Stage 4: Spread beyond the pelvis, such as to the bladder, bowel wall, abdomen, or groin lymph nodes.
Treatment for Endometrial Cancer
How doctors choose to treat your endometrial cancer can depend on a few factors, including whether it has spread to other areas beyond the endometrium, what the cancer cells look like, and whether the cancer cells are affected by the hormone progesterone.
Low-risk endometrial cancer tend not to spread, and high-risk cancer has a tendancy to spread.
Based on the risk and stage of the cancer, standard treatment options include:
- Surgery to remove cancer, which may include removing the entire uterus (total hysterectomy)
- Radiation therapy
- Hormone therapy
- Targeted therapy, which includes immunotherapies like the ones used in the studies above
WATCH: Immunotherapy Gave Me Back My Life
What Is Immunotherapy?
Immunotherapy in cancer treatment uses a person’s own immune system to fight the cancer. It’s being hailed as the new frontier in cancer treatment.
While there are many immunotherapy options, Keytruda is revolutionizing the cancer treatment world as it is gaining more and more U.S. Food and Drug Administration approvals to treat various types of cancers. In fact, in 2021 alone, Keytruda was approved 15 times to treat different types of cancers, from early-stage breast cancer to kidney cancer.

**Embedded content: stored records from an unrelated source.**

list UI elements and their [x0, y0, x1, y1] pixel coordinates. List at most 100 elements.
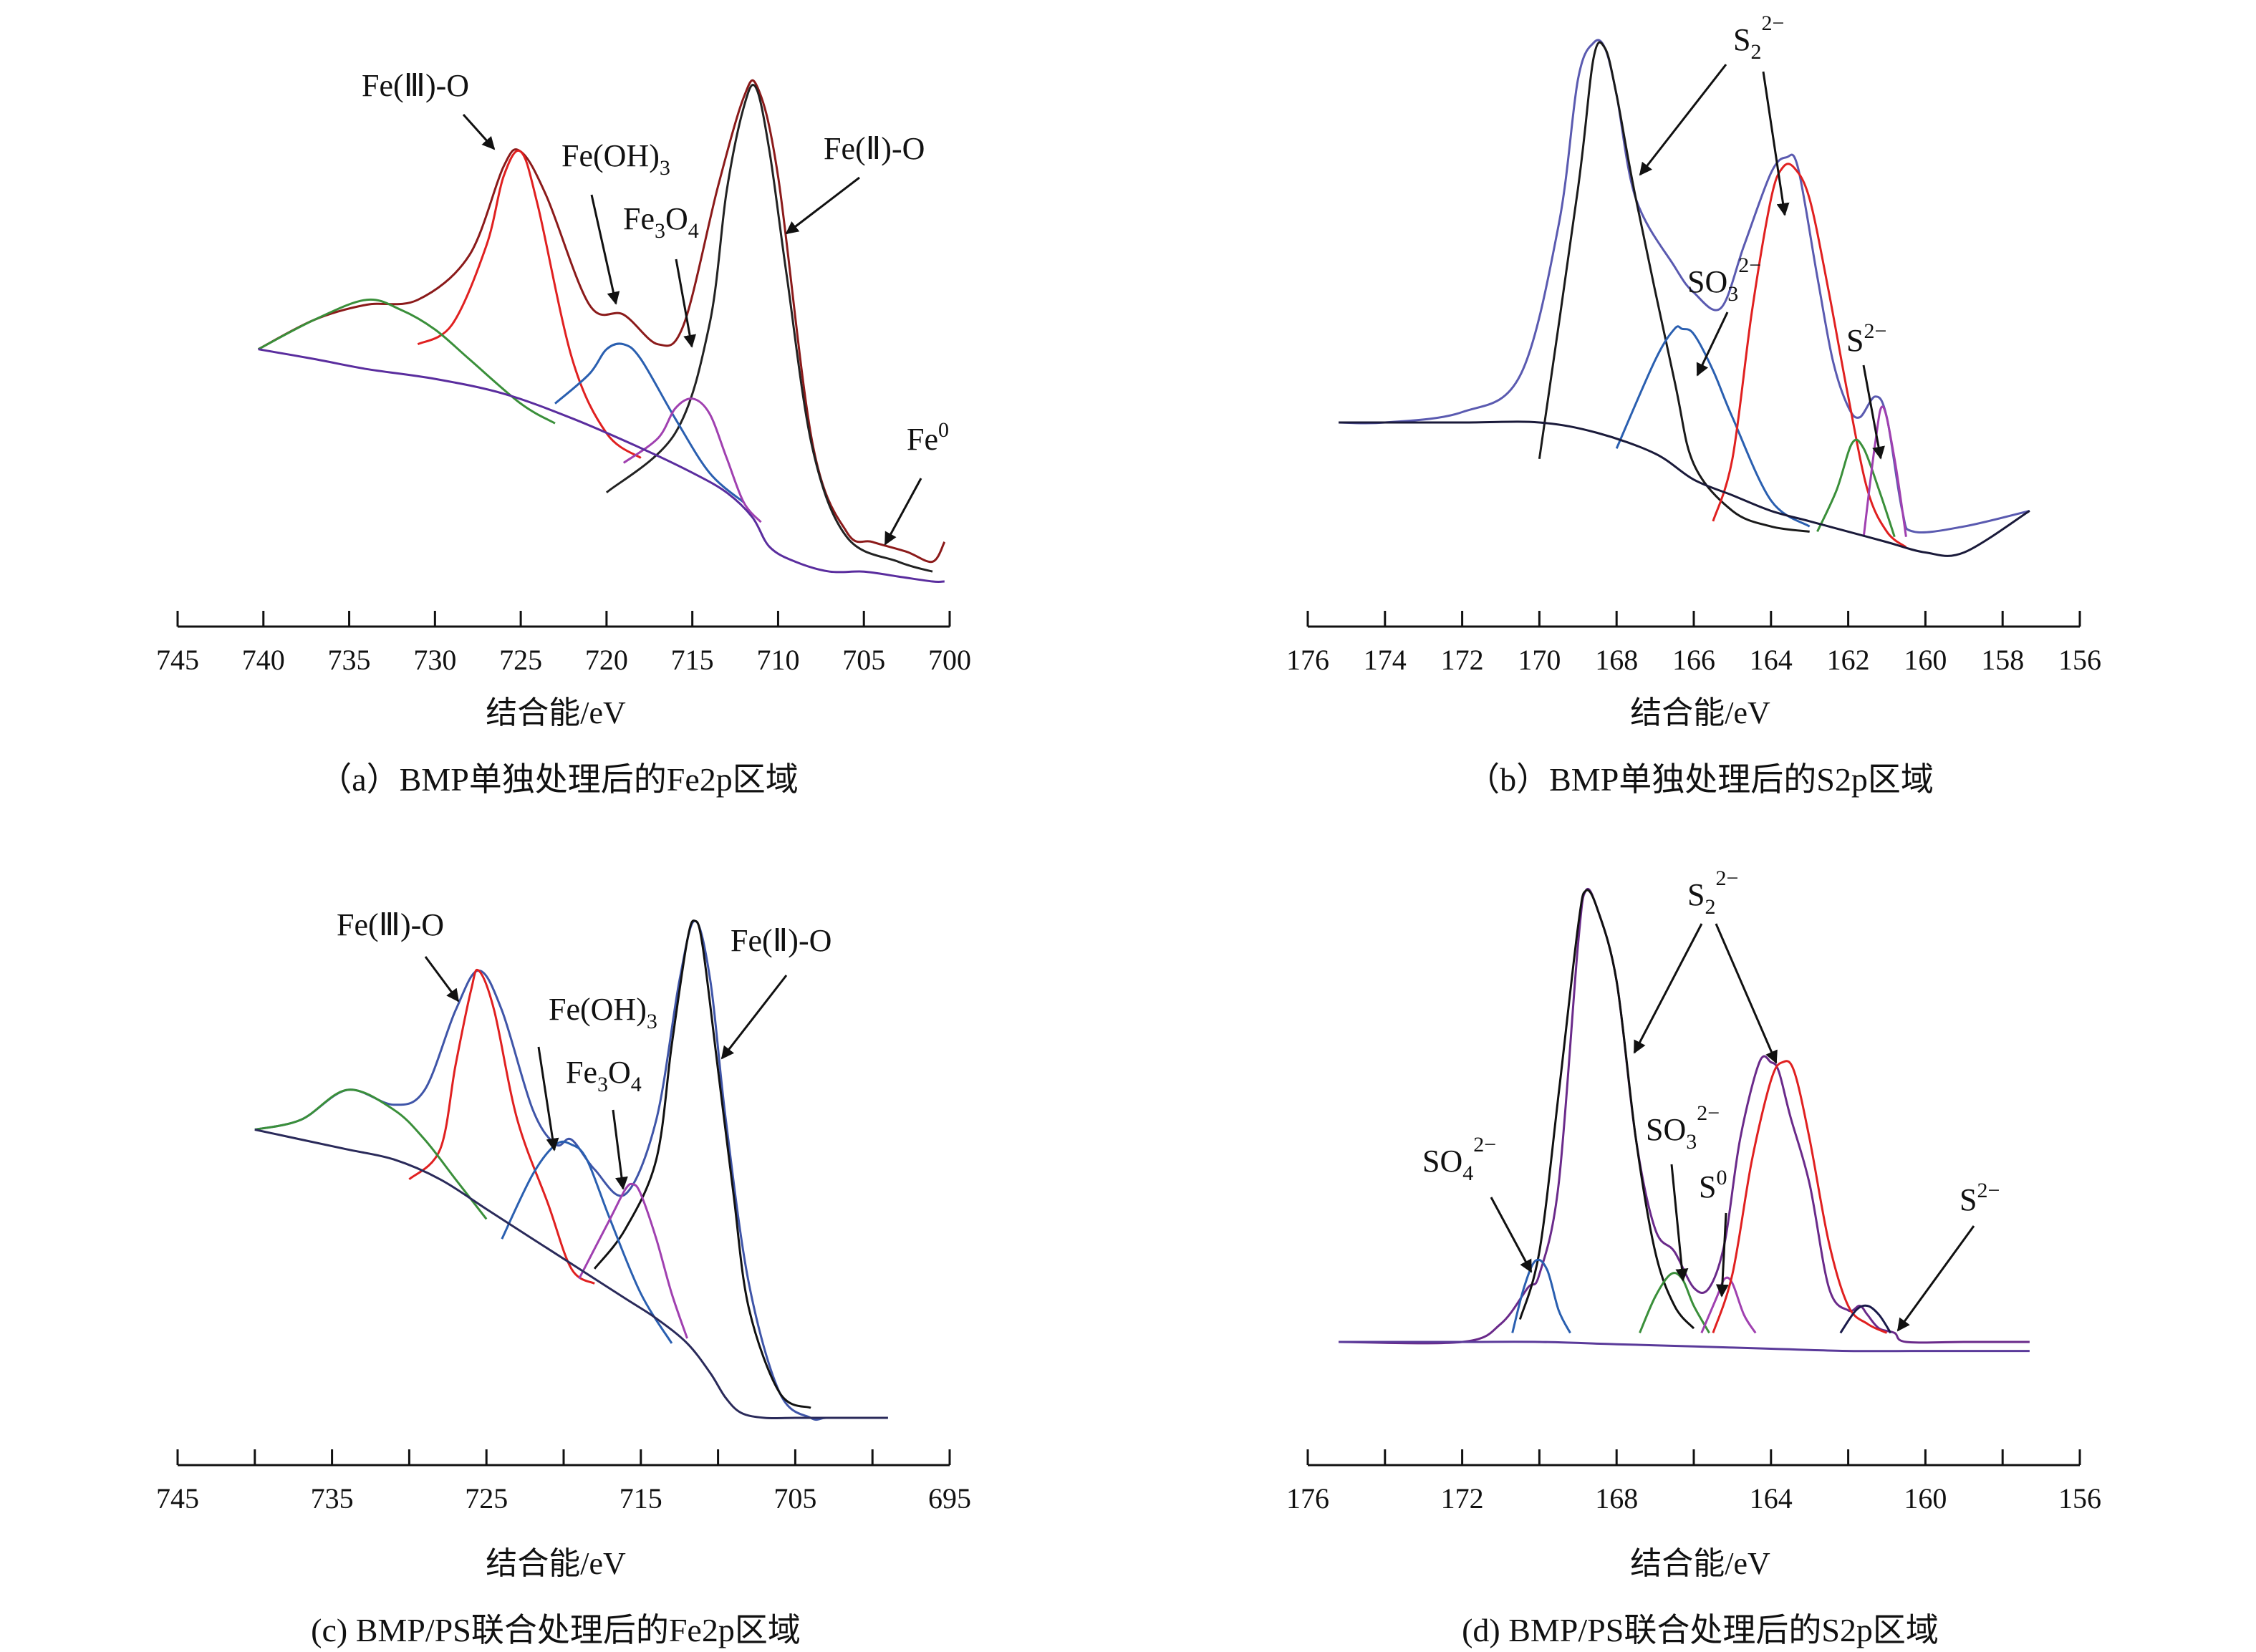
- series-curve-1: [1518, 889, 1695, 1330]
- arrow-fe2-o-a: [785, 176, 860, 235]
- arrow-s2-2-right-d: [1715, 923, 1778, 1064]
- series-curve-0: [254, 919, 888, 1421]
- annotation-so3-d: SO32−: [1646, 1101, 1720, 1154]
- arrow-so4-d: [1490, 1197, 1533, 1273]
- so4-d-main: SO: [1422, 1144, 1462, 1179]
- arrow-so3-d: [1670, 1164, 1689, 1282]
- tick-label: 705: [842, 644, 885, 676]
- so3-b-sup: 2−: [1738, 253, 1761, 277]
- fe3o4-a-tail: O: [665, 201, 688, 236]
- arrow-s2-2-left-d: [1633, 923, 1703, 1054]
- arrow-fe3-o-c: [424, 956, 460, 1003]
- fe3o4-c-sub: 3: [597, 1073, 608, 1096]
- panel-d: 176 172 168 164 160 156 结合能/eV (d) BMP/PS联合处理…: [1286, 866, 2101, 1648]
- panel-a: 745 740 735 730 725 720 715 710 705 700 结合能/eV （a…: [156, 68, 971, 798]
- xlabel-a: 结合能/eV: [486, 695, 626, 730]
- series-curve-5: [257, 298, 556, 425]
- tick-label: 156: [2058, 644, 2101, 676]
- series-curve-6: [254, 1129, 888, 1420]
- curves-d: [1339, 887, 2030, 1353]
- tick-label: 164: [1750, 1482, 1793, 1515]
- arrow-s0-d: [1715, 1212, 1729, 1298]
- s2-b-main: S: [1846, 323, 1864, 358]
- annotation-fe0-a: Fe0: [907, 418, 949, 457]
- annotation-fe2-o-c: Fe(Ⅱ)-O: [731, 923, 831, 958]
- so3-d-sub: 3: [1686, 1130, 1697, 1154]
- tick-label: 715: [620, 1482, 662, 1515]
- annotation-feoh3-a: Fe(OH)3: [561, 138, 670, 180]
- arrow-fe3o4-a: [675, 259, 696, 348]
- tick-label: 166: [1672, 644, 1715, 676]
- annotation-feoh3-c: Fe(OH)3: [549, 992, 657, 1033]
- annotation-fe3o4-c: Fe3O4: [566, 1055, 642, 1096]
- annotation-fe2-o-a: Fe(Ⅱ)-O: [824, 131, 925, 166]
- tick-label: 176: [1286, 1482, 1329, 1515]
- tick-label: 168: [1595, 1482, 1638, 1515]
- series-curve-6: [258, 348, 945, 583]
- tick-label: 725: [499, 644, 542, 676]
- series-curve-5: [1862, 405, 1907, 537]
- annotation-s2-2-d: S22−: [1687, 866, 1738, 919]
- tick-label: 740: [242, 644, 285, 676]
- tick-label: 176: [1286, 644, 1329, 676]
- tick-label: 172: [1441, 1482, 1484, 1515]
- caption-c: (c) BMP/PS联合处理后的Fe2p区域: [311, 1612, 801, 1648]
- arrow-fe3o4-c: [612, 1109, 628, 1190]
- series-curve-4: [1700, 1276, 1757, 1334]
- annotation-so3-b: SO32−: [1687, 253, 1761, 306]
- x-axis-b: 176 174 172 170 168 166 164 162 160 158 156: [1286, 611, 2101, 676]
- so4-d-sup: 2−: [1473, 1133, 1496, 1156]
- series-curve-4: [578, 1182, 688, 1339]
- fe0-a-sup: 0: [938, 418, 949, 442]
- annotation-so4-d: SO42−: [1422, 1133, 1496, 1185]
- s2-2-b-sup: 2−: [1761, 11, 1784, 35]
- tick-label: 164: [1750, 644, 1793, 676]
- arrow-fe3-o-a: [462, 113, 496, 150]
- series-curve-1: [605, 84, 933, 573]
- series-curve-5: [254, 1088, 488, 1220]
- tick-label: 705: [773, 1482, 816, 1515]
- annotation-s0-d: S0: [1699, 1166, 1727, 1204]
- panel-b: 176 174 172 170 168 166 164 162 160 158 156 结合能/eV…: [1286, 11, 2101, 798]
- so3-d-sup: 2−: [1697, 1101, 1720, 1125]
- series-curve-1: [593, 919, 811, 1409]
- series-curve-0: [1339, 887, 2030, 1345]
- x-axis-a: 745 740 735 730 725 720 715 710 705 700: [156, 611, 971, 676]
- series-curve-0: [1339, 39, 2030, 534]
- curves-b: [1339, 39, 2030, 557]
- panel-c: 745 735 725 715 705 695 结合能/eV (c) BMP/PS联合处理…: [156, 907, 971, 1648]
- s2-2-d-sup: 2−: [1715, 866, 1738, 890]
- tick-label: 172: [1441, 644, 1484, 676]
- fe3o4-c-sub2: 4: [631, 1073, 642, 1096]
- annotation-s2-2-b: S22−: [1733, 11, 1784, 64]
- feoh3-a-sub: 3: [660, 156, 670, 180]
- x-axis-c: 745 735 725 715 705 695: [156, 1449, 971, 1515]
- so3-d-main: SO: [1646, 1112, 1686, 1147]
- annotation-s2-d: S2−: [1959, 1179, 2000, 1217]
- s2-2-d-main: S: [1687, 877, 1705, 912]
- so4-d-sub: 4: [1462, 1161, 1473, 1185]
- tick-label: 720: [585, 644, 628, 676]
- annotation-s2-b: S2−: [1846, 319, 1886, 358]
- arrow-feoh3-c: [537, 1046, 559, 1151]
- series-curve-4: [622, 397, 762, 523]
- tick-label: 170: [1518, 644, 1561, 676]
- s0-d-main: S: [1699, 1169, 1716, 1204]
- series-curve-4: [1816, 438, 1896, 538]
- tick-label: 158: [1981, 644, 2024, 676]
- fe0-a-main: Fe: [907, 422, 938, 457]
- xlabel-b: 结合能/eV: [1630, 695, 1770, 730]
- s2-b-sup: 2−: [1864, 319, 1886, 343]
- caption-d: (d) BMP/PS联合处理后的S2p区域: [1462, 1612, 1939, 1648]
- so3-b-main: SO: [1687, 264, 1727, 299]
- s0-d-sup: 0: [1716, 1166, 1727, 1189]
- series-curve-2: [1511, 1258, 1571, 1334]
- tick-label: 168: [1595, 644, 1638, 676]
- xlabel-c: 结合能/eV: [486, 1546, 626, 1581]
- series-curve-2: [417, 149, 642, 459]
- s2-d-sup: 2−: [1977, 1179, 2000, 1202]
- series-curve-2: [408, 968, 595, 1285]
- fe3o4-c-tail: O: [608, 1055, 631, 1090]
- arrow-fe2-o-c: [720, 975, 788, 1060]
- curves-c: [254, 919, 888, 1421]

READ MORE: New Combination Of Immunotherapy And Chemotherapy Could Effectively Treat Metastatic Bladder Cancer
Most recently, Keytruda was approved by the FDA for the adjuvant treatment (additional cancer treatment given after the primary treatment) of patients with renal cell carcinoma at an intermediate-high or high risk of recurrence following nephrectomy, or following nephrectomy and resection (removal) of metastatic lesions.
While immunotherapy drugs are gaining more popularity, it’s important to know that, as with any drug, they can come with side effects.
“Keytruda is not for everyone,” Dr. Anna Pavlick, professor in the Division of Hematology & Medical Oncology at Weill Cornell Medicine, told SurvivorNet.
She often has patients request the immunotherapy drug Keytruda in response to a commercial they have seen. While it can be an effective immunotherapy, it can also cause severe immune-related adverse effects in certain patients.
Common side effects of Keytruda include feeling tired, pain, rash, diarrhea, fever, cough, decreased appetite, itching, shortness of breath, constipation, and nausea.
And the researchers that studied the combination of dostarlimab (brand name Jemperli) with chemotherapy noted that some participants experienced nausea, alopecia, and fatigue.
What’s Next for Endometrial Cancer Treatment?
While the results of these two studies are promising and were welcomed by the health community, using immunothetrapy as a first-line treatment is not currently the standard of care for endometrial cancer patients.
The Food and Drug Administration would need to approve the use of immunotherapy as a first line treatment for this to happen.
And Dr. Eskander is looking forward to the future.
“Our task is to say, this is an incredible accomplishment, how can we capitalize on this? … How can we improve on these outcomes?” Dr. Eskander said.
Dr. Aghajanian that these findings open the door, but more work is needed. “Despite it being the fourth-most common cancer among women, endometrial cancer is ranked 24th in terms of the amount of funding it receives from the National Cancer Institute,” she said. “There is still so much we don’t know.”